PHI of Almost 1,000 Texas Children’s Health Plan Subscribers Breached in Email

It has recently been discovered that a former employee of the Texas Children’s Health Plan has recieved the protected health information (PHI) of 932 members in a private email.

The last known incident where the former employee emailed the data was late in 2016, November and December, and the HIPAA breach was identified on September 21, 2017. The emails containing the PHI were found during a routine audit.

Texas Children’s Health Plan responded to the breach quickly and has taken steps to prevent any harm to its subscribers. The health insurance plan has also pit in place additional safeguards to prevent similar breaches from occurring in the future and staff have been re-trained on hospital policies and HIPAA Rules.

The circumstances as to why the PHI was being emailed to the personal email account have not been revealed, the breach report published to the insurance plan website explains no proof has been uncovered to suggest any plan member information has been used for ills means. However, the incident has been made known to law enforcement agencies.

The incident has been reported to the Department of Health and Human Services’ Office for Civil Rights, in line with the HIPAA Breach Notification Rule requirement, and all patients impacted by the incident have been alerted by mail. Breach notification letters were sent to patients on Friday, October 27, well inside the required deadline allowed by the HIPAA Breach Notification Rule.

The types of data attached to the emails was different for each patient, but typically included: Names, telephone numbers, addresses, dates of birth, Medicaid numbers, waiver type, STAR kids manager’s name and group and information contained in a budget worksheet. No financial data nor Social Security numbers were attached to the emails, although for a few of the patients, the following data was also included: Medical record numbers, medical diagnoses and clinical history.

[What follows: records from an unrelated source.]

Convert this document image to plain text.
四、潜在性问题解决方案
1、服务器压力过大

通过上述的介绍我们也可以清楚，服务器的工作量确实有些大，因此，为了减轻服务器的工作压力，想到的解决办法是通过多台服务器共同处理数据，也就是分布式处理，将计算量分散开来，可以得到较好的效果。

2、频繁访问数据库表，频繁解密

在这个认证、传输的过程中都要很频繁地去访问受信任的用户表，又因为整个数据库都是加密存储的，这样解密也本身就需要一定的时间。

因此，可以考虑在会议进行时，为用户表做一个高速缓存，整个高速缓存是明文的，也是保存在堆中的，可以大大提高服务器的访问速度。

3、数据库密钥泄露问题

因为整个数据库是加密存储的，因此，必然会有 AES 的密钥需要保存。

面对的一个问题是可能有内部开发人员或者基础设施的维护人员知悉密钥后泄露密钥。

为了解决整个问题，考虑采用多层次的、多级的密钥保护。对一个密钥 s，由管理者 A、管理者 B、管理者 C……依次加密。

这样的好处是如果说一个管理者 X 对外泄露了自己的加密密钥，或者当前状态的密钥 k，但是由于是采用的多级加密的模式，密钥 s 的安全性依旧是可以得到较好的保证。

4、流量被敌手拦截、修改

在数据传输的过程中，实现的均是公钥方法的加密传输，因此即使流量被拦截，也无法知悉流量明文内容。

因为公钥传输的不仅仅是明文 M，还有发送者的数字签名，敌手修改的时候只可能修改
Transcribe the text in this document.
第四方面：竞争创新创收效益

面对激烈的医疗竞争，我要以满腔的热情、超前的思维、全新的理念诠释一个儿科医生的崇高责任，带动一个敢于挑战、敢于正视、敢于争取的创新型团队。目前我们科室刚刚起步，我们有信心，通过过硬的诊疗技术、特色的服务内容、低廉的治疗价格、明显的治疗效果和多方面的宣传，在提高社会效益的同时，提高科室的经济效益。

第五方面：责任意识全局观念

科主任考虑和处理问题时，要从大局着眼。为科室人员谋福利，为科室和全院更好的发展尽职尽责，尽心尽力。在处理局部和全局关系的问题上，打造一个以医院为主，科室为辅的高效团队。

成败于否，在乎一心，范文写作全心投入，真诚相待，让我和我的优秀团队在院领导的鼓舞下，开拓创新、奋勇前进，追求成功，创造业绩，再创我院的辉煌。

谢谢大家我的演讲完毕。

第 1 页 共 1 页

This type of incident is relatively unusual. Several HIPAA-covered bodies have found similar incidents recently. In some scenarios, PHI is taken to provide to a new employer to target new patients for a new practice and some cases have seen PHI emailed to friends and relatives to help with data processing tasks. Some healthcare staff members have stolen data in order to commit identity theft and fraud.

HIPAA-covered bodies should be keeping an eye out for PHI theft via email. Ideally, security restrictions should be implemented to stop PHI from being emailed outside the organization IT infrastructure.